Formiphilie, formiphila

par Adolphe Demonc

 

T

iens, pour toi qui vas critiquer un livre sur la bestialité. De quoi réfléchir ! et elle m’annonce qu’au Québec, il y a quelques semaines, un père a poussé son fils à s’accoupler avec sa mère et à la regarder ensuite se soumettre à leur chien. Je ne peux que rester muet. Dépassé par les événements, comme on dit (on dit qu’on est dépassé par les événements quand, d’une manière abrupte, brutale, ou, simplement, imprévue, on prend conscience que notre pensée ne serait jamais arrivée toute seule à imaginer un tel événement. Ce qui est sans doute utile pour se protéger psychologiquement, mais fort naïf aussi. Depuis quand la pensée arrive-t-elle quelque part toute seule ? Elle arrive toujours après, elle est toujours en retard sur la réalité — même quand elle se vante d’être en avance. Et c’est normal. De quoi peut-elle s’alimenter sinon du passé ? Mais ce qui est vrai en général est encore plus vrai dans « les choses » du sexe, où être dépassé par les événements est pratiquement la norme : dans « ces choses », les possibilités de variations sur un thème, pourtant si simple, sont pratiquement infinies : chaque individu en fonction des rencontres ou de l’isolement, de la souffrance ou de la joie, de la beauté ou de la laideur… est asservi à des milliers d’inventions de la nature qui le dépassent. Mais, si elles dépassent l’individu directement concerné, comment peuvent-elles ne pas laisser pantois celui qui n’est pas directement concerné ? Comment ne pas être dépassé quand, tranquillement assis au bord de la route, on regarde les événements courir vers la prochaine victime ?. Dans cette histoire d’inceste et de bestialité j’aimerais que le père se fasse baudouiner sous le regard envieux d’un étalon.

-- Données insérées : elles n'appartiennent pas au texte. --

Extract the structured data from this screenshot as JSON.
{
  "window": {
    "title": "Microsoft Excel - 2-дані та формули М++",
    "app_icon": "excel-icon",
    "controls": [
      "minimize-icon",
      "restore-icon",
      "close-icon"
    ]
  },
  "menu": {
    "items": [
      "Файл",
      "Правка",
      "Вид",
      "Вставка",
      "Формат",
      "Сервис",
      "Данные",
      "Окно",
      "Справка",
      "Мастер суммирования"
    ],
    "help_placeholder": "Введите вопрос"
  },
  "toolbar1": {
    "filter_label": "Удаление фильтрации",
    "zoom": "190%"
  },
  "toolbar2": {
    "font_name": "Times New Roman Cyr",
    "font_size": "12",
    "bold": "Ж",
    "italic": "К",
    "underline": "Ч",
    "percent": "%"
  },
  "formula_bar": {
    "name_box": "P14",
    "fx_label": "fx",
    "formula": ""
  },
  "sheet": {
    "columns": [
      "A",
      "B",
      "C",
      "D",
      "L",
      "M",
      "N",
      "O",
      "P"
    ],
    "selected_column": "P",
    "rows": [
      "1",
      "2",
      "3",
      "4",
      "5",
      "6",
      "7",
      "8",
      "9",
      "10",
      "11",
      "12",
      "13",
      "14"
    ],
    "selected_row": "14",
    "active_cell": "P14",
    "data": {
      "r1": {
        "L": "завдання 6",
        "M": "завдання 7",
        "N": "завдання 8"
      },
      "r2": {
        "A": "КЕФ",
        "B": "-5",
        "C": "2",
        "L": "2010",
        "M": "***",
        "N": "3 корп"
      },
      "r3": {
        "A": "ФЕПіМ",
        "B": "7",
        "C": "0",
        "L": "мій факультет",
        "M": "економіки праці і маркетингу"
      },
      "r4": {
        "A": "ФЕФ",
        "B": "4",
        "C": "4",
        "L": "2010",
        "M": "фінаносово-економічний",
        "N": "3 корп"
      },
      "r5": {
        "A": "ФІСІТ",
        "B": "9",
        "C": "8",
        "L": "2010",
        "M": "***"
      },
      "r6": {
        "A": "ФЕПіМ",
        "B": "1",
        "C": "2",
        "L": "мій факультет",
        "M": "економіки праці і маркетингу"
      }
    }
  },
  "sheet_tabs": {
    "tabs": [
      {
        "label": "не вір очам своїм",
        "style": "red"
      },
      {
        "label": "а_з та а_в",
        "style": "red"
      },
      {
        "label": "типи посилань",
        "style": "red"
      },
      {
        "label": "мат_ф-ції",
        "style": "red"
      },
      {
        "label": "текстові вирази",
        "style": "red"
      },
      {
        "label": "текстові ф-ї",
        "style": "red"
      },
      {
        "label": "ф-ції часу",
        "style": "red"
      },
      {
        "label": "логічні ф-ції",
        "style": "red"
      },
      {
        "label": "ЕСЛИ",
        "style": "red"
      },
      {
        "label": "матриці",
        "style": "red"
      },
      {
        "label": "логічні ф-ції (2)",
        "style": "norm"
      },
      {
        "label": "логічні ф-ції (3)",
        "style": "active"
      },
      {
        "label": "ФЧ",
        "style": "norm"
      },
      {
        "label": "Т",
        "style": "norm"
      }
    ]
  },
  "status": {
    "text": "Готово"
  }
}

Une simple et petite vengeance pour cet enfant pris comme une mouche dans une toile de parents sordides. Pour ne pas trop être dépassé, j’ai même essayé de penser que l’enfant avait tout inventé. Ah, que j’aurais aimé cela ! Quel formidable fils de pute il aurait été !

 

J’ai toujours pensé à la bestialité comme quelque chose de très lourd non seulement à porter mais aussi à montrer. Mon étonnement a donc été particulièrement agréable quand, en lisant le livre de Midas Dekkers sur la bestialité[1], j’ai constaté qu’on pouvait écrire sur plusieurs registres sans qu’aucun ne soit particulièrement lourd. Je dirais même, si on voulait reprocher quelque chose à Dekkers, qu’il pèche, éventuellement, par excès du contraire : légèreté et ironie. Je ne lui ferai pas ce reproche car l’ironie et la légèreté ne deviennent jamais futiles ; je me sens obligé, par contre, à lui en faire un autre : pourquoi ne nous dit-il pas quel est son rapport personnel à la bestialité ? Et ceci pas tellement par curiosité morbide des manies de l’auteur et pas non plus parce qu’au début du livre il nous dit qu’en 1565 Luigi di Gonzaga s’en alla à la guerre avec trois mille soldats et mille chèvres « parce que, trois ans auparavant, les Italiens qui assiégeaient Lyon ne désertèrent pas à cause de la paye, mais parce qu’il n’y avait pas assez de chèvres disponibles ». — j’aime que mes gens préfèrent faire l’amour même avec une chèvre plutôt que de massacrer leurs semblables — mais parce qu’un tel thème, tabou même dans les meilleures familles, aurait mérité une touche personnelle qui, entre autres, se serait intégrée à merveille avec le style du livre.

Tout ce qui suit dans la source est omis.